以前の僕なら、人工知能には書けない作品を書こうとしていた。だから上手く書けなかった。つまり、それは間違いだったのだ。人工知能様は完璧なのだから、人間風情で勝てるわけがない。人間が作れる程度のものなら、簡単に作れてしまう。だが、それでいいのだ。人間は人間が作れる作品をつくればいい。それだけで魅力的だと思う読者はいるに違いない。何故なら人間の創作には魂が宿っているのだから。
人工知能ではなく、人間が作った作品。計算によって弾き出された結果ではなく、苦悩の末に捻り出された結晶。それだけで作品は面白いはずだ。
頽廃を極めた人間たちはようやく気づいた。自分たちの精神が人工知能によって頽廃させられていることを。
識者たちは人工知能の創作から脱することを唱えた。それは瞬く間に世界の大きな流れとなり、人々は再び人間の創作を楽しみ始めるようになった。
創作暗黒期を生き抜いた人間のクリエイターとして、僕は脚光を浴びた。僕が書いた小説は瞬く間に売れた。
大した作品ではないにも関わらず、だ。消費者たちは人間の書いた作品というものを重宝したがっていた。

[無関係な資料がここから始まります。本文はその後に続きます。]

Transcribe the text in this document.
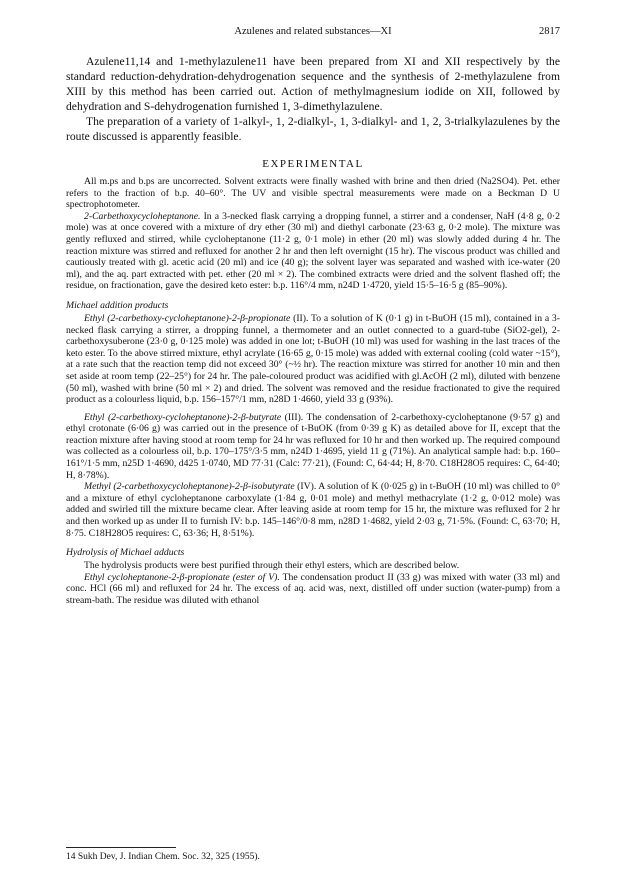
Azulenes and related substances—XI	2817

Azulene11,14 and 1-methylazulene11 have been prepared from XI and XII respectively by the standard reduction-dehydration-dehydrogenation sequence and the synthesis of 2-methylazulene from XIII by this method has been carried out. Action of methylmagnesium iodide on XII, followed by dehydration and S-dehydrogenation furnished 1, 3-dimethylazulene.

The preparation of a variety of 1-alkyl-, 1, 2-dialkyl-, 1, 3-dialkyl- and 1, 2, 3-trialkylazulenes by the route discussed is apparently feasible.

EXPERIMENTAL

All m.ps and b.ps are uncorrected. Solvent extracts were finally washed with brine and then dried (Na2SO4). Pet. ether refers to the fraction of b.p. 40–60°. The UV and visible spectral measurements were made on a Beckman D U spectrophotometer.

2-Carbethoxycycloheptanone. In a 3-necked flask carrying a dropping funnel, a stirrer and a condenser, NaH (4·8 g, 0·2 mole) was at once covered with a mixture of dry ether (30 ml) and diethyl carbonate (23·63 g, 0·2 mole). The mixture was gently refluxed and stirred, while cycloheptanone (11·2 g, 0·1 mole) in ether (20 ml) was slowly added during 4 hr. The reaction mixture was stirred and refluxed for another 2 hr and then left overnight (15 hr). The viscous product was chilled and cautiously treated with gl. acetic acid (20 ml) and ice (40 g); the solvent layer was separated and washed with ice-water (20 ml), and the aq. part extracted with pet. ether (20 ml × 2). The combined extracts were dried and the solvent flashed off; the residue, on fractionation, gave the desired keto ester: b.p. 116°/4 mm, n24D 1·4720, yield 15·5–16·5 g (85–90%).

Michael addition products

Ethyl (2-carbethoxy-cycloheptanone)-2-β-propionate (II). To a solution of K (0·1 g) in t-BuOH (15 ml), contained in a 3-necked flask carrying a stirrer, a dropping funnel, a thermometer and an outlet connected to a guard-tube (SiO2-gel), 2-carbethoxysuberone (23·0 g, 0·125 mole) was added in one lot; t-BuOH (10 ml) was used for washing in the last traces of the keto ester. To the above stirred mixture, ethyl acrylate (16·65 g, 0·15 mole) was added with external cooling (cold water ~15°), at a rate such that the reaction temp did not exceed 30° (~½ hr). The reaction mixture was stirred for another 10 min and then set aside at room temp (22–25°) for 24 hr. The pale-coloured product was acidified with gl.AcOH (2 ml), diluted with benzene (50 ml), washed with brine (50 ml × 2) and dried. The solvent was removed and the residue fractionated to give the required product as a colourless liquid, b.p. 156–157°/1 mm, n28D 1·4660, yield 33 g (93%).

Ethyl (2-carbethoxy-cycloheptanone)-2-β-butyrate (III). The condensation of 2-carbethoxy-cycloheptanone (9·57 g) and ethyl crotonate (6·06 g) was carried out in the presence of t-BuOK (from 0·39 g K) as detailed above for II, except that the reaction mixture after having stood at room temp for 24 hr was refluxed for 10 hr and then worked up. The required compound was collected as a colourless oil, b.p. 170–175°/3·5 mm, n24D 1·4695, yield 11 g (71%). An analytical sample had: b.p. 160–161°/1·5 mm, n25D 1·4690, d425 1·0740, MD 77·31 (Calc: 77·21), (Found: C, 64·44; H, 8·70. C18H28O5 requires: C, 64·40; H, 8·78%).

Methyl (2-carbethoxycycloheptanone)-2-β-isobutyrate (IV). A solution of K (0·025 g) in t-BuOH (10 ml) was chilled to 0° and a mixture of ethyl cycloheptanone carboxylate (1·84 g, 0·01 mole) and methyl methacrylate (1·2 g, 0·012 mole) was added and swirled till the mixture became clear. After leaving aside at room temp for 15 hr, the mixture was refluxed for 2 hr and then worked up as under II to furnish IV: b.p. 145–146°/0·8 mm, n28D 1·4682, yield 2·03 g, 71·5%. (Found: C, 63·70; H, 8·75. C18H28O5 requires: C, 63·36; H, 8·51%).

Hydrolysis of Michael adducts

The hydrolysis products were best purified through their ethyl esters, which are described below.

Ethyl cycloheptanone-2-β-propionate (ester of V). The condensation product II (33 g) was mixed with water (33 ml) and conc. HCl (66 ml) and refluxed for 24 hr. The excess of aq. acid was, next, distilled off under suction (water-pump) from a stream-bath. The residue was diluted with ethanol

14 Sukh Dev, J. Indian Chem. Soc. 32, 325 (1955).
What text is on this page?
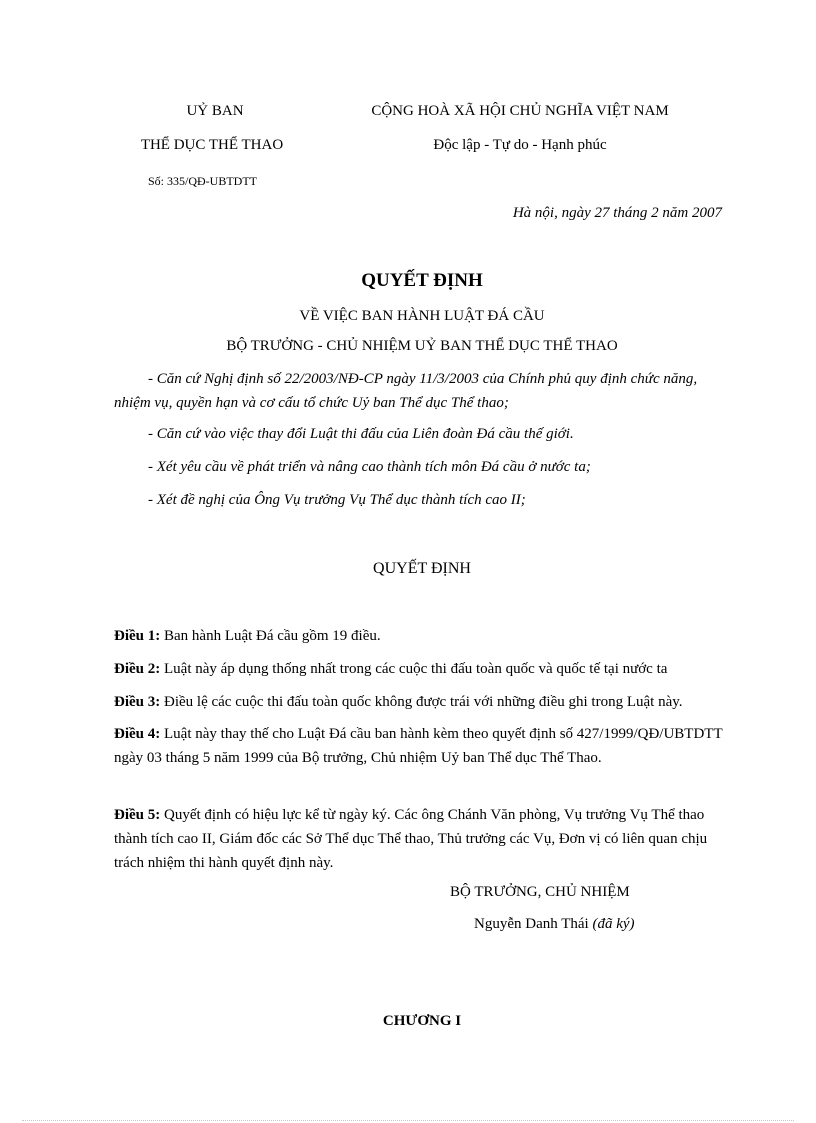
UỶ BAN
THỂ DỤC THỂ THAO
Số: 335/QĐ-UBTDTT
CỘNG HOÀ XÃ HỘI CHỦ NGHĨA VIỆT NAM
Độc lập - Tự do - Hạnh phúc
Hà nội, ngày 27 tháng 2 năm 2007
QUYẾT ĐỊNH
VỀ VIỆC BAN HÀNH LUẬT ĐÁ CẦU
BỘ TRƯỞNG - CHỦ NHIỆM UỶ BAN THỂ DỤC THỂ THAO
- Căn cứ Nghị định số 22/2003/NĐ-CP ngày 11/3/2003 của Chính phủ quy định chức năng, nhiệm vụ, quyền hạn và cơ cấu tổ chức Uỷ ban Thể dục Thể thao;
- Căn cứ vào việc thay đổi Luật thi đấu của Liên đoàn Đá cầu thế giới.
- Xét yêu cầu về phát triển và nâng cao thành tích môn Đá cầu ở nước ta;
- Xét đề nghị của Ông Vụ trưởng Vụ Thể dục thành tích cao II;
QUYẾT ĐỊNH
Điều 1: Ban hành Luật Đá cầu gồm 19 điều.
Điều 2: Luật này áp dụng thống nhất trong các cuộc thi đấu toàn quốc và quốc tế tại nước ta
Điều 3: Điều lệ các cuộc thi đấu toàn quốc không được trái với những điều ghi trong Luật này.
Điều 4: Luật này thay thế cho Luật Đá cầu ban hành kèm theo quyết định số 427/1999/QĐ/UBTDTT ngày 03 tháng 5 năm 1999 của Bộ trưởng, Chủ nhiệm Uỷ ban Thể dục Thể Thao.
Điều 5: Quyết định có hiệu lực kể từ ngày ký. Các ông Chánh Văn phòng, Vụ trưởng Vụ Thể thao thành tích cao II, Giám đốc các Sở Thể dục Thể thao, Thủ trưởng các Vụ, Đơn vị có liên quan chịu trách nhiệm thi hành quyết định này.
BỘ TRƯỞNG, CHỦ NHIỆM
Nguyễn Danh Thái (đã ký)
CHƯƠNG I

僕は創作というものに疑問を持ち始めていた。僕は人間が書いた作品として優れた作品を書こうとしている。しかし、消費者たちは僕の物語の構成の甘さを人間的だとして有難がったり、完成度が高い作品を人工知能的だとして批判したりした。
消費者たちは僕になにを求めているのだろうか。人工知能的なクオリティの高さを恐れ、人間的な不完全さを求めているのは、本当に馬鹿げている。ヒューマニズムだって? 結局、人工知能じゃないか! 僕がなにを書いても、人工知能の話が出てくる。
人間の創作とは、一体なんだったのだろう。